At the dawn of the industrial revolution, this started to change. Achievements could be made within the span of a century, maybe even a few decades. The likes of JM Sainsbury, J.P. Morgan, Mayer Amschel Rothschild and Thomas Twining founded extra-societal organisations, or ‘companies’, that would be resilient enough to outlive and outlast more than ten monarchs, two world wars, countless financial & biological crises, the British Empire, and some may even argue the concept of Empire. Over the course of a few centuries, the attribution of attainment became less in the name of an Empire, a Society or a Country, and more in the name of a family, or a brand as we might know it today. So why do I think this was? In the eighteenth and nineteenth centuries - in Britain in particular - the flow of information sped up. Medical advancements meant that an individual or family could be relied upon to last a period of time and retain information, and education was such that those that could afford it could learn enough in a short enough space of time to take over a business, increase its value, produce an heir and pass it to their children.
And then came the twentieth century. Post-war and post-empire, the old families that had ruled Britain for so many centuries were out of favour with society. Civil rights movements purged the country of inherited attainment and in many cases - family brands. The tried and tested iterative process of training up your own blood to keep your brand in situ now required that those descendants make their own credentials. In addition, medical improvements increased life expectancy to the point that a person could be born, educated, found and grow a brand or value within the space of a single lifetime. The invention of the silicon chip and Von-Neumann architecture produced machines that could alter, publish & transport information at a rate and volume never before dreamed of, which in turn sped up the acceleration of brand value to bring international recognition into the scope of a few decades. The result? The channelling of the attribution of attainment from Society to Family that had taken place a few centuries beforehand took one step further, and the iteration cycle of birth, education, foundation & recognition was now fast enough to fit into a single lifetime.
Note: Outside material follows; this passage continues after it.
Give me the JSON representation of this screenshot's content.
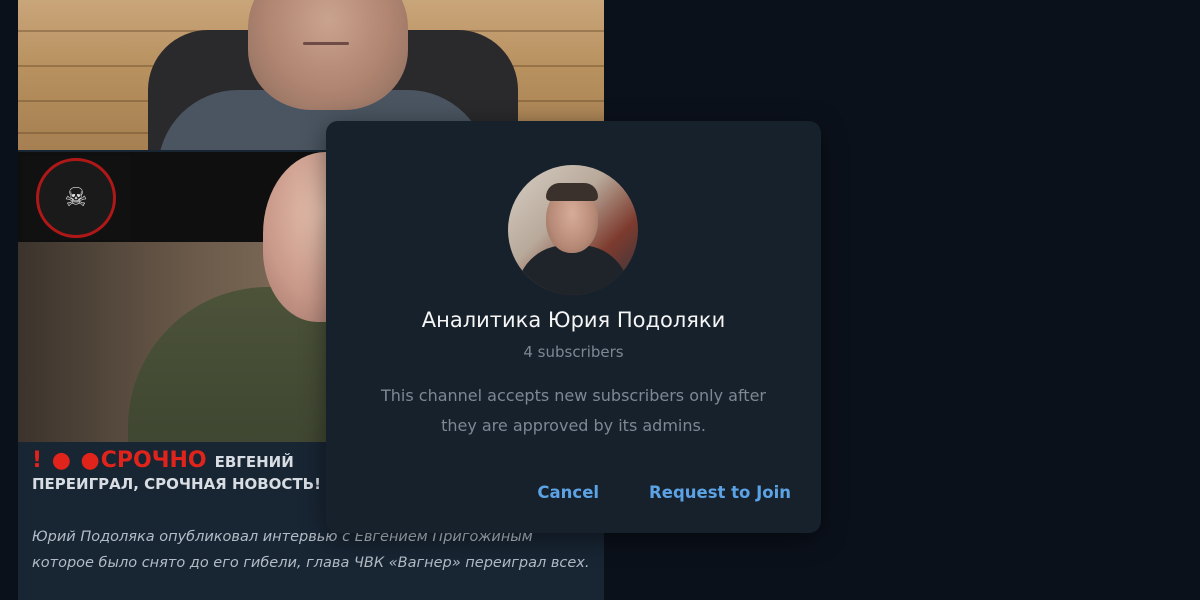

What do we think of now when we think about success? Few people would describe an iconic family as an idol. For most of us, individual brands and personas make up what we picture when we think of ambition, attainment & success. Celebrity culture and the concept of the ‘Celebrity CEO’ often attribute achievements such as the creation of a product line, the distribution of a service or the organisation of a people to a single individual. ‘Churchill won the war’, ‘Jobs built Apple’, ‘Boris did Brexit’. These impacts on society involved thousands if not millions of individuals with wide ranging expertise. A normal ‘Small to Medium sized enterprise’ is the product of millennia of man-days of education. Yet so often we attribute it to one brand, one person or one name.
The next time you think about achievement or are attributing credit, consider whether you may be oversimplifying. Powerful systems are rarely powered by a single core, value is more like a neural network: the output is a weighted sum of many inputs. Is your chosen creditor really so heavily weighted in the attainment of the given value as to be worth exclusivity? When you ask yourself - ‘who do I want to be?’ Consider that leadership is just one role in the pursuit of value. Being a leader does not mean that you were the sole executor of the tasks required to achieve - in fact the role of a good leader is to enable others to execute tasks by providing them with the means and direction to do so. The modern view of value as attributable to a single individual leaves the vast majority of the inputs in shadow, often causing them to feel more of a spectator to someone else’s goal than the driver and owner of the challenge. And with a lack of ownership comes a lack of motivation to succeed. It’s not just the right thing to weight credit properly, it’s also more likely to help you become the leader of a successful team.